The “cash for clunkers” program was a much-needed shot in the arm for the auto industry, according to key supporters, including Transportation Department Secretary Ray LaHood.
LaHood said that the (initial) $1 billion program would help the struggling U.S. auto industry when it was launched two weeks ago.
Turns out, he was partially correct. Six of the top-10 selling cars were foreign brands: the Honda Civic (No. 2), Toyota Corolla (3), Toyota Prius (4), Toyota Camry (6), Hyunda Elantra (8) and Honda Fit (9).
The remaining four were U.S. makes: Ford Focus (1), Ford Escape (5), Dodge Caliber (7 )and Chevy Cobalt (10.)
But a little shot in the arm is better than no shot at all, right?
Certainly benefiting from the program have been auto dealers, scrap yards, mechanics and others in the auto industry – at least temporarily.
Another plus was getting those gas-guzzlers off the road and replacing them with more fuel-efficient vehicles.
According to U.S. News and World Report, the top eight models being junked were SUVs, either a Ford Explorer or Jeep Grand Cherokee. Rounding out the top 10 (or bottom 10, depending on how you look at it) were a 1997 Ford Windstar minivan and a 1999 Dodge Grand Caravan.
But last week, after the program had burned through that first billion in week, LaHood and others were looking for another $2 billion since it appeared American were snapping up the deals faster than anticipated.
The program originally was scheduled to end Nov. 1, or whenever the $1 billion ran out.
Dealerships across the country – and here in Northeast Mississippi – lauded the program in the beginning because it provided a much-needed boost.
But after a week of trying to log in their deals into the system, there was clearly frustration and confusion about just how the program was working – or supposed to be working.
Some experts say that the program is a double-edged sword. They say that the boost in sales will only be temporary, and that the vehicles would have sold anyway.
What will happen two or three months from now when the rush is over? Will the auto industry and Congress look to put more money into the program?
Something else to think about – consumers who buy the cars will put off buying other high-ticket items, like furniture and electronics, further depressing those already hard-hit markets.

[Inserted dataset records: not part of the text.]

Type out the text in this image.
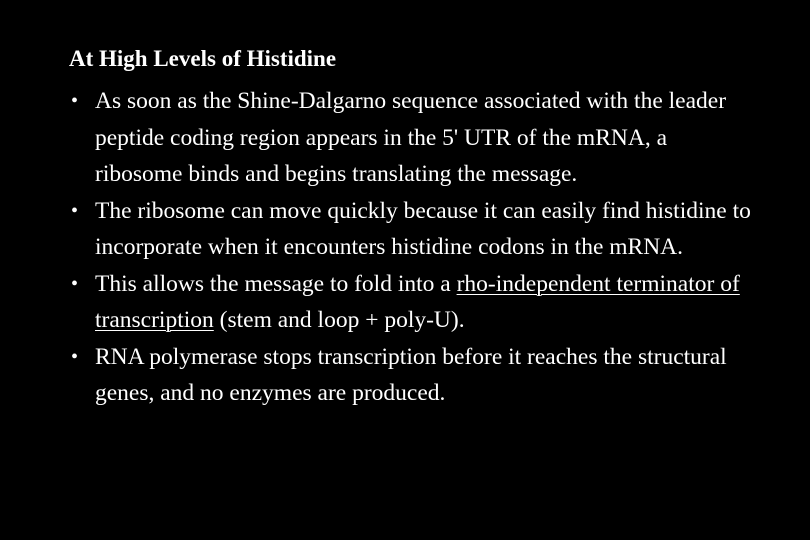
At High Levels of Histidine
• As soon as the Shine-Dalgarno sequence associated with the leader peptide coding region appears in the 5' UTR of the mRNA, a ribosome binds and begins translating the message.
• The ribosome can move quickly because it can easily find histidine to incorporate when it encounters histidine codons in the mRNA.
• This allows the message to fold into a rho-independent terminator of transcription (stem and loop + poly-U).
• RNA polymerase stops transcription before it reaches the structural genes, and no enzymes are produced.
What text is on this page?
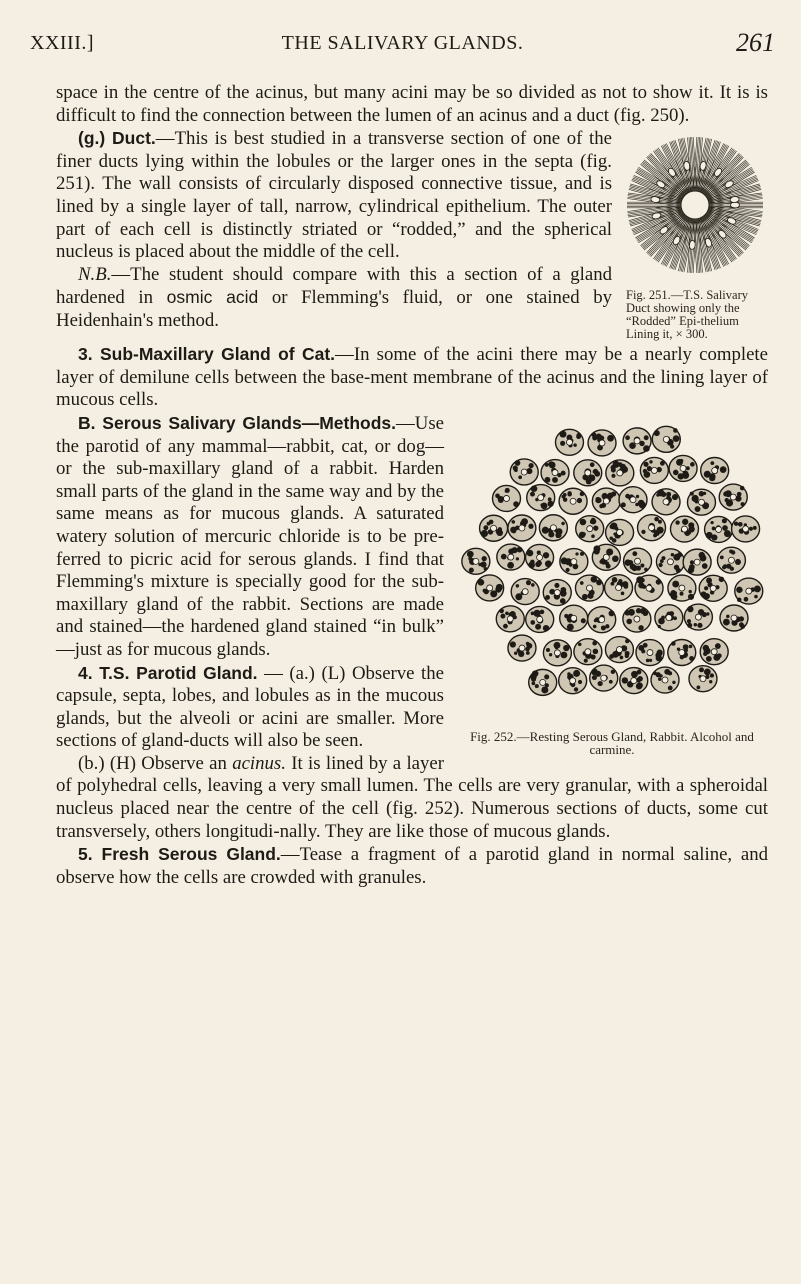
XXIII.]	THE SALIVARY GLANDS.	261

space in the centre of the acinus, but many acini may be so divided as not to show it. It is is difficult to find the connection between the lumen of an acinus and a duct (fig. 250).

Fig. 251.—T.S. Salivary Duct showing only the “Rodded” Epi-thelium Lining it, × 300.

(g.) Duct.—This is best studied in a transverse section of one of the finer ducts lying within the lobules or the larger ones in the septa (fig. 251). The wall consists of circularly disposed connective tissue, and is lined by a single layer of tall, narrow, cylindrical epithelium. The outer part of each cell is distinctly striated or “rodded,” and the spherical nucleus is placed about the middle of the cell.

N.B.—The student should compare with this a section of a gland hardened in osmic acid or Flemming's fluid, or one stained by Heidenhain's method.

3. Sub-Maxillary Gland of Cat.—In some of the acini there may be a nearly complete layer of demilune cells between the base-ment membrane of the acinus and the lining layer of mucous cells.

Fig. 252.—Resting Serous Gland, Rabbit. Alcohol and carmine.

B. Serous Salivary Glands—Methods.—Use the parotid of any mammal—rabbit, cat, or dog—or the sub-maxillary gland of a rabbit. Harden small parts of the gland in the same way and by the same means as for mucous glands. A saturated watery solution of mercuric chloride is to be pre-ferred to picric acid for serous glands. I find that Flemming's mixture is specially good for the sub-maxillary gland of the rabbit. Sections are made and stained—the hardened gland stained “in bulk” —just as for mucous glands.

4. T.S. Parotid Gland. — (a.) (L) Observe the capsule, septa, lobes, and lobules as in the mucous glands, but the alveoli or acini are smaller. More sections of gland-ducts will also be seen.

(b.) (H) Observe an acinus. It is lined by a layer of polyhedral cells, leaving a very small lumen. The cells are very granular, with a spheroidal nucleus placed near the centre of the cell (fig. 252). Numerous sections of ducts, some cut transversely, others longitudi-nally. They are like those of mucous glands.

5. Fresh Serous Gland.—Tease a fragment of a parotid gland in normal saline, and observe how the cells are crowded with granules.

The government says it wasn’t prepared for the initial response to “clunkers” and had to adjust. Bugs in the system had to be worked out and more money was thrown into it.
Details were overlooked despite the best intentions.
If there are serious issues with a $1 billion government-sponsored program, is there any wonder some people are worried about a $1 trillion government-sponsored health care plan?
We’ve already had a few too many shots in the arm. We don’t need another shot in the dark.